The encryption debate that set the FBI against Apple earlier this year was characterized by Clinton as “a legitimate dilemma.” During a Town Hall discussion with Bernie Sanders in February, she pleaded with the government and tech companies to “keep working together to see that there isn't some legitimate way to help deal with these kinds of very real world problems that we face.”
Trump has taken a more direct stance, stating bluntly during an interview during the same month, “Who do they think they are? No, we have to open it.”
Petry said these arguments against encryption are troublesome. “Free speech and the right to privacy are pillars of our democracy,” he said. “Sweeping arguments like, “Terrorists use encryption, therefore encryption is bad' are an incomplete argument.”
Last December, Trump called on “closing that Internet up in some way.” Later that month, during the fifth Republican debate he again voiced support for “closing parts of the Internet” to prevent ISIS recruitment efforts.

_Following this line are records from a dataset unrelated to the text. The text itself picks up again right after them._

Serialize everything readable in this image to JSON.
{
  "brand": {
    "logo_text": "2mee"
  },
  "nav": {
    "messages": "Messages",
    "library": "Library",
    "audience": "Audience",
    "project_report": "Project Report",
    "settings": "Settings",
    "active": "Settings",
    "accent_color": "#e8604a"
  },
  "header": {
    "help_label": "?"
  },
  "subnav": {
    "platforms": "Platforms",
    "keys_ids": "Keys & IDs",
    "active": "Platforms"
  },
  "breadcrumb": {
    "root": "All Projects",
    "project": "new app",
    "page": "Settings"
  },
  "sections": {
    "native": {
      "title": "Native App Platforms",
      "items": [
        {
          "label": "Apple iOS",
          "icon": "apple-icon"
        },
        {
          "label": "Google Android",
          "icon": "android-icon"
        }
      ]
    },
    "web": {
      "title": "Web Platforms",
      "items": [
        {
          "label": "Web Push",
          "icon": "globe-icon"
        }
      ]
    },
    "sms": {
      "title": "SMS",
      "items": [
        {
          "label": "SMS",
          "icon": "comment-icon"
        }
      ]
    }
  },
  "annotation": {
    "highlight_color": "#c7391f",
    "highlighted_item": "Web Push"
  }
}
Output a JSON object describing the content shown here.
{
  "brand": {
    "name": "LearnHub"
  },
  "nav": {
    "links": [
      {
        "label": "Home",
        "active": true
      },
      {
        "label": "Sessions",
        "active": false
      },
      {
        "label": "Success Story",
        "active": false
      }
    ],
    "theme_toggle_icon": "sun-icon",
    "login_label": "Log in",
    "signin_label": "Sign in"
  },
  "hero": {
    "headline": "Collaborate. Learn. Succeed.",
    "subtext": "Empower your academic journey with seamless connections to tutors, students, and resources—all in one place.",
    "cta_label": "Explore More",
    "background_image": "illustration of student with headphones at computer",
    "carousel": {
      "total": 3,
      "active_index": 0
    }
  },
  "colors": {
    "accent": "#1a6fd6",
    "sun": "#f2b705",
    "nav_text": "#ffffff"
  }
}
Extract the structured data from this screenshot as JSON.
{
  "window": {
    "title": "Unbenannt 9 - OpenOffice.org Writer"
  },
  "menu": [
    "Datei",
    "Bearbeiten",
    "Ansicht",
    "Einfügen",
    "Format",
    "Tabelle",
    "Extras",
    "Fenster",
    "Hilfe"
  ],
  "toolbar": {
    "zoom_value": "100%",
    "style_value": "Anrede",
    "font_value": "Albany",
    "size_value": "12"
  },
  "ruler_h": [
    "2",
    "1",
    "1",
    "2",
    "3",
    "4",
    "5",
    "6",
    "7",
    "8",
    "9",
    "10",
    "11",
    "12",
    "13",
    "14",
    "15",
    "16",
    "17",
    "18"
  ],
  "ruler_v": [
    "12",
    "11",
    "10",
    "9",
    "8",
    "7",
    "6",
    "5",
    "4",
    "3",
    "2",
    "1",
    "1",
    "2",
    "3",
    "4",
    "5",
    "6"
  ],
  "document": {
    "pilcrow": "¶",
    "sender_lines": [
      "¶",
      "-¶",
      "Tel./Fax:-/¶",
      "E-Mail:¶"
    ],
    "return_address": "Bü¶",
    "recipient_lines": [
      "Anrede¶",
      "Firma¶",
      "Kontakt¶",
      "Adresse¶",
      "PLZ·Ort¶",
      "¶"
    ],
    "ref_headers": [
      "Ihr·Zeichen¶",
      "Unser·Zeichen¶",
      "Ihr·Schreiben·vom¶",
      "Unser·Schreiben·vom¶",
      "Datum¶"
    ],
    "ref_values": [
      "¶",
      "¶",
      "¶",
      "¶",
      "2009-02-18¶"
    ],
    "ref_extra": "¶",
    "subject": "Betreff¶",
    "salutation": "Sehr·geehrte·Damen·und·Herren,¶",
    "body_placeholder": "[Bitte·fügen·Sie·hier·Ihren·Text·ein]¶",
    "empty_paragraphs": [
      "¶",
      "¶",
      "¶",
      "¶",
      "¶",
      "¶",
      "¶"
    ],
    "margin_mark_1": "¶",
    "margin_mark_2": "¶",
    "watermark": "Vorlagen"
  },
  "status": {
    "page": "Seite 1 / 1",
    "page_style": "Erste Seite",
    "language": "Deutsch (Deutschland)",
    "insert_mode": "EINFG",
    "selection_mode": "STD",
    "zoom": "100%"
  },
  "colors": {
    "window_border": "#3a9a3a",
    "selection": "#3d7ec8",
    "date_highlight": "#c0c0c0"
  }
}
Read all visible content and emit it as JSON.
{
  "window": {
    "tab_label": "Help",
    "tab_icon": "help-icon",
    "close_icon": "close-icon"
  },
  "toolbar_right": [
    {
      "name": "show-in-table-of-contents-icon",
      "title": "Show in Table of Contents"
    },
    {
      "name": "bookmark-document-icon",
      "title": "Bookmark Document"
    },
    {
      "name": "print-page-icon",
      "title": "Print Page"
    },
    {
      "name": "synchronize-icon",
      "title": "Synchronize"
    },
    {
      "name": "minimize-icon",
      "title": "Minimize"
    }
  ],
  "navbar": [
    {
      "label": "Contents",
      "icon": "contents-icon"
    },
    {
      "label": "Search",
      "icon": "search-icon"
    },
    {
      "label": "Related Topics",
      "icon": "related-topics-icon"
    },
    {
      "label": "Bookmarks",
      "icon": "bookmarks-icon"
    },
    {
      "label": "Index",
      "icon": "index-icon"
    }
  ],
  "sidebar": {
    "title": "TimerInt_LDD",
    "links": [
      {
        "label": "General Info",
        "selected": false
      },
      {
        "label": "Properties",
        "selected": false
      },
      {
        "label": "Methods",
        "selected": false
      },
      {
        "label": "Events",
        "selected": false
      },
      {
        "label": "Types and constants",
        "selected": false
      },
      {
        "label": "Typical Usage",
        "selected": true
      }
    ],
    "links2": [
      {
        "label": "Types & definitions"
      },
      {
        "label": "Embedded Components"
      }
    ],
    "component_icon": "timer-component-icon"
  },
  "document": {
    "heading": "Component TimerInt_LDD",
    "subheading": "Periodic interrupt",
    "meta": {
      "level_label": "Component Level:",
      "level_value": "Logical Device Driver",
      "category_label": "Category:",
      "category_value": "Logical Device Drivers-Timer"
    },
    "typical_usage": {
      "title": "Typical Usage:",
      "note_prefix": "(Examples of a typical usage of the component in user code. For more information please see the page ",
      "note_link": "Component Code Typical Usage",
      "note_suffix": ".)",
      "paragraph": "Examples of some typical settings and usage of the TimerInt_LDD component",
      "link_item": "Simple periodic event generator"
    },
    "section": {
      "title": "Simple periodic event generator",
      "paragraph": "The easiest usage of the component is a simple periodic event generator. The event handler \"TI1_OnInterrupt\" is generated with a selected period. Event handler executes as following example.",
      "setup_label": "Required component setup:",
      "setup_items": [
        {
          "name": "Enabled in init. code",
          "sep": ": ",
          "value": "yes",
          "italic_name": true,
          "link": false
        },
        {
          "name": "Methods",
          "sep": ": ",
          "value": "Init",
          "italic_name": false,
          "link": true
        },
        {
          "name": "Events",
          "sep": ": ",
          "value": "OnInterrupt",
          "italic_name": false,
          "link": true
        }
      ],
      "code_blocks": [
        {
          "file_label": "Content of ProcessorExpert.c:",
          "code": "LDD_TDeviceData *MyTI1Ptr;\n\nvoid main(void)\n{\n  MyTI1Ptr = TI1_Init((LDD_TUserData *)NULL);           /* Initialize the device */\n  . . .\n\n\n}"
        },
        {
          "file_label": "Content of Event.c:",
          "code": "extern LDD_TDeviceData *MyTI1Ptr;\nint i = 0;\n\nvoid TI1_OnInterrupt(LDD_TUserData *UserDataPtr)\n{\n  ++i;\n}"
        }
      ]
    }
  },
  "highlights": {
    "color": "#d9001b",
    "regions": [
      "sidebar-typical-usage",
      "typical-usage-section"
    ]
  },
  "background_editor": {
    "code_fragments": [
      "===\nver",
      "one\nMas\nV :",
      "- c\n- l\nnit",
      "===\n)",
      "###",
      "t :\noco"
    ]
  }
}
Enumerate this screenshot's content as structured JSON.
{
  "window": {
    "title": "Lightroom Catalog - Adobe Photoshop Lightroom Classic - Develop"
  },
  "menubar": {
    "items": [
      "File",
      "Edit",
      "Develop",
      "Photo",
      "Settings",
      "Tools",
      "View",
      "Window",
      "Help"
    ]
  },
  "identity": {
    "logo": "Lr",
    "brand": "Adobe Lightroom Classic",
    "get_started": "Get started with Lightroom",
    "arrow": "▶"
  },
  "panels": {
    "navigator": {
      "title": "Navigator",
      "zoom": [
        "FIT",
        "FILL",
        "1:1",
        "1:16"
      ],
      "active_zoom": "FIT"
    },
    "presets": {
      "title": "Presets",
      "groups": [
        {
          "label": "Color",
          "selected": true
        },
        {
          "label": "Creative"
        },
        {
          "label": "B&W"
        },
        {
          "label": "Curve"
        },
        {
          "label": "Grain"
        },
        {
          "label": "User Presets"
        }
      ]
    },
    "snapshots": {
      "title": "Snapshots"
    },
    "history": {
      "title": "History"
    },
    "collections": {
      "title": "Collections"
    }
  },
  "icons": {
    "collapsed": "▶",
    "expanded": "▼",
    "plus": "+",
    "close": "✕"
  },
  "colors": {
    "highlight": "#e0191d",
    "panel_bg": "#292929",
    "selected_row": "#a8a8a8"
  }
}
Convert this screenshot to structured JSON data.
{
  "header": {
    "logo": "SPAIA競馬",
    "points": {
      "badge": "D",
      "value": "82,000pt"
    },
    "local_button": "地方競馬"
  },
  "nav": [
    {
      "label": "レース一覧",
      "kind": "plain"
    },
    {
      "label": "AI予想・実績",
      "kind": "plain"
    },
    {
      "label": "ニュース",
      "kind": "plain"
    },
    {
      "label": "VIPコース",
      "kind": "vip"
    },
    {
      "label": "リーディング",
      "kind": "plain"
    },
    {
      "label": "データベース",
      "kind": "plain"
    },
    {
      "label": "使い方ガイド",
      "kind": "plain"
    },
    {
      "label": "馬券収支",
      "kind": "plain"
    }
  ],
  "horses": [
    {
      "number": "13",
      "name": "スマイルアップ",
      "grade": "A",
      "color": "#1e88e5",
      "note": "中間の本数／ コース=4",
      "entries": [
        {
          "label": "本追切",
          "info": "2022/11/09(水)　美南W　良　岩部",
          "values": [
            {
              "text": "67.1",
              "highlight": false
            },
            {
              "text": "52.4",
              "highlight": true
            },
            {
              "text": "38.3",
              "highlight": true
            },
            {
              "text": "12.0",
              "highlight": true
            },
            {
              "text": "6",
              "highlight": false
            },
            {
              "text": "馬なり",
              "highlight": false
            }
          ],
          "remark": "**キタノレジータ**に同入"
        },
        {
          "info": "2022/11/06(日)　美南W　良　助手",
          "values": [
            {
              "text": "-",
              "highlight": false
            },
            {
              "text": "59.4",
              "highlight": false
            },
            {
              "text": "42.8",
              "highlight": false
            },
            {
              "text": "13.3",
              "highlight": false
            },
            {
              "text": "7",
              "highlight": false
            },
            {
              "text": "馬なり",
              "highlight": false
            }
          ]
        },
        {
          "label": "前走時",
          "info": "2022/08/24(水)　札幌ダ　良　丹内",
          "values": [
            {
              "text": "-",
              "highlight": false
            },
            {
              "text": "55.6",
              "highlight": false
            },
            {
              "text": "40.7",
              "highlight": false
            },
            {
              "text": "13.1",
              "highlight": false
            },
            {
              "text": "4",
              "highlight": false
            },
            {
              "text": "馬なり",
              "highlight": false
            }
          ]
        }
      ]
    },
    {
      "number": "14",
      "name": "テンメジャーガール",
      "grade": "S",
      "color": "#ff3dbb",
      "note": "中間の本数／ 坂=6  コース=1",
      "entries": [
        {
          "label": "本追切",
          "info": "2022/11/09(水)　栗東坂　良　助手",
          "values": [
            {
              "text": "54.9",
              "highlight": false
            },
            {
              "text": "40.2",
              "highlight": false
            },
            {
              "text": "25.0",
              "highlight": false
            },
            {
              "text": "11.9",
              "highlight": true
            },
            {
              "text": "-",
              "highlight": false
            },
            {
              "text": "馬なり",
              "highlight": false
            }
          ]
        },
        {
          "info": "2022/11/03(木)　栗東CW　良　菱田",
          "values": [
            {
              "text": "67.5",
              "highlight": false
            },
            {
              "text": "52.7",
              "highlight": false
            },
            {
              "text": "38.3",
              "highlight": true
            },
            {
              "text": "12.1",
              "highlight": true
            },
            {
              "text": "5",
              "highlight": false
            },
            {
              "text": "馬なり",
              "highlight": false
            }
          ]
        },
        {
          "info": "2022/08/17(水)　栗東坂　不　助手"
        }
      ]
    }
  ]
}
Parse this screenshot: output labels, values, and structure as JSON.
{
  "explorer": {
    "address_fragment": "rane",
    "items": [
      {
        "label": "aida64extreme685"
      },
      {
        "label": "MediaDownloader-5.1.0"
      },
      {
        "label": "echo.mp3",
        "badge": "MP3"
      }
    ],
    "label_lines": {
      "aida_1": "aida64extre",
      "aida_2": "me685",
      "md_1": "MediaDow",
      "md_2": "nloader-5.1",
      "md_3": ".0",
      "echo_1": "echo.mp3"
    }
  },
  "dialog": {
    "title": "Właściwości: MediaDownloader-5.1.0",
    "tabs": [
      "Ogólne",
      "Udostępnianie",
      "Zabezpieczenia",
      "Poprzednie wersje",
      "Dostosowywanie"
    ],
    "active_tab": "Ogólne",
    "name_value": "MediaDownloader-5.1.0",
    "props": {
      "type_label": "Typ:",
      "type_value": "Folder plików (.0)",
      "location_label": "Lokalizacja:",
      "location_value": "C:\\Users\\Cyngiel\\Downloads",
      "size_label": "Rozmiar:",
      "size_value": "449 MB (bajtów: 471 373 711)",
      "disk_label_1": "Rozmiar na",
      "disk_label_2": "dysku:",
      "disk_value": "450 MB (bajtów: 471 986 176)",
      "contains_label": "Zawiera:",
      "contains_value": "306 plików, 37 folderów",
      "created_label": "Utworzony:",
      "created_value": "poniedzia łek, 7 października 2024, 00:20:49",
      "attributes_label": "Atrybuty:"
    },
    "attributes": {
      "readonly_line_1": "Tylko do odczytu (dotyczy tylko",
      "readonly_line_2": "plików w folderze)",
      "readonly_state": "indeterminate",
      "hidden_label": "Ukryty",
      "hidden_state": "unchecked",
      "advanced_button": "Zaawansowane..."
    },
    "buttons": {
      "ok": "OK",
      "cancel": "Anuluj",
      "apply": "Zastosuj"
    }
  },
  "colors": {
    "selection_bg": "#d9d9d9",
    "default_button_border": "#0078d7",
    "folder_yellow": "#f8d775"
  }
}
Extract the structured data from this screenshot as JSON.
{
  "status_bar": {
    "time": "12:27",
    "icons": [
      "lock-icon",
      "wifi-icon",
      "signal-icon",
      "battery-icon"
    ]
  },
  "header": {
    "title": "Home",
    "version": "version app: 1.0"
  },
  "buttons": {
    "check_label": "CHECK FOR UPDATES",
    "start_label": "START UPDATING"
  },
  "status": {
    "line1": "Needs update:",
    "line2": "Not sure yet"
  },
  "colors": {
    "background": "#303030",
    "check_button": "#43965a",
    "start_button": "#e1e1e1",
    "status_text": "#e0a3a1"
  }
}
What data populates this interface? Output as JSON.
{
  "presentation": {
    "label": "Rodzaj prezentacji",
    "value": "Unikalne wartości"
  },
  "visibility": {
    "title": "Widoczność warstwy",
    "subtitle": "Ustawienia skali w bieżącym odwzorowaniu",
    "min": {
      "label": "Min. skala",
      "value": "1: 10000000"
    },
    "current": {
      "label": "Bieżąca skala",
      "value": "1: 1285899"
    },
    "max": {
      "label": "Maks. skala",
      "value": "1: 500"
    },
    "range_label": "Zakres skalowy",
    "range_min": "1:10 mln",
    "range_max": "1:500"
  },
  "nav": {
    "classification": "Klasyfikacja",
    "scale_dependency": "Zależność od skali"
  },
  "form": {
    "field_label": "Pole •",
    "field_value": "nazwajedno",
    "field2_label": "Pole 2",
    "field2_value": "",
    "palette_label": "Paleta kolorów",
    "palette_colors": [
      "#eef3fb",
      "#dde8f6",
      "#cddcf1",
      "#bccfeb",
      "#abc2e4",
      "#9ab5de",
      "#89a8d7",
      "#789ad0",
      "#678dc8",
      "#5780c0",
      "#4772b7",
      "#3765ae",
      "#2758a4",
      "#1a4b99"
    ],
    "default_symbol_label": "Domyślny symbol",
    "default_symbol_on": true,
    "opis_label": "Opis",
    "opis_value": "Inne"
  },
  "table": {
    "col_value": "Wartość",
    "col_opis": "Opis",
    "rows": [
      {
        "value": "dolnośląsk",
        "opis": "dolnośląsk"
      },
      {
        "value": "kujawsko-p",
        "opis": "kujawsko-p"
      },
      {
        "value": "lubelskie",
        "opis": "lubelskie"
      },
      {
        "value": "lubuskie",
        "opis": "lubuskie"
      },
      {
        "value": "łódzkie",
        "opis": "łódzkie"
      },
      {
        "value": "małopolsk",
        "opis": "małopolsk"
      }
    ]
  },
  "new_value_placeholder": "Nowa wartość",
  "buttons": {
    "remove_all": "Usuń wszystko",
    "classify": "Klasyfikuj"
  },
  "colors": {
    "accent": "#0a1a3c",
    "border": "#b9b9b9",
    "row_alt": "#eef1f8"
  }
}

Trump's comments were unclear if he referred only to ISIS-controlled regions. Sam Curry, chief product officer at Cybereason, noted that the comments could have been referring to an electronic warfare campaign. He noted that such a scenario would be akin to shutting down highways as an offensive tactic, albeit more damaging. “If he meant it in anything other than a war context I am highly skeptical,” he said.
Clinton has called for combatting ISIS's ability to communicate by censoring social media sites like YouTube, Twitter, and Facebook. “You're going to hear all of the usual complaints, you know, freedom of speech, et cetera,” she said during a keynote speech at The Brookings Institution. “But if we truly are in a war against terrorism and we are truly looking for ways to shut off their funding, shut off the flow of foreign fighters, then we've got to shut off their means of communicating.”
Morgus noted that the candidates' approaches to cybersecurity is a microcosm of their campaigns. Clinton is “more willing to engage internationally and on diplomatic front,” whereas Trump is hyper-focused on what we can do within the US to ‘make America great again and he “somewhat disregards the impact that the U.S. can have on the rest of the world and the impact that the rest of the world can have on the U.S.”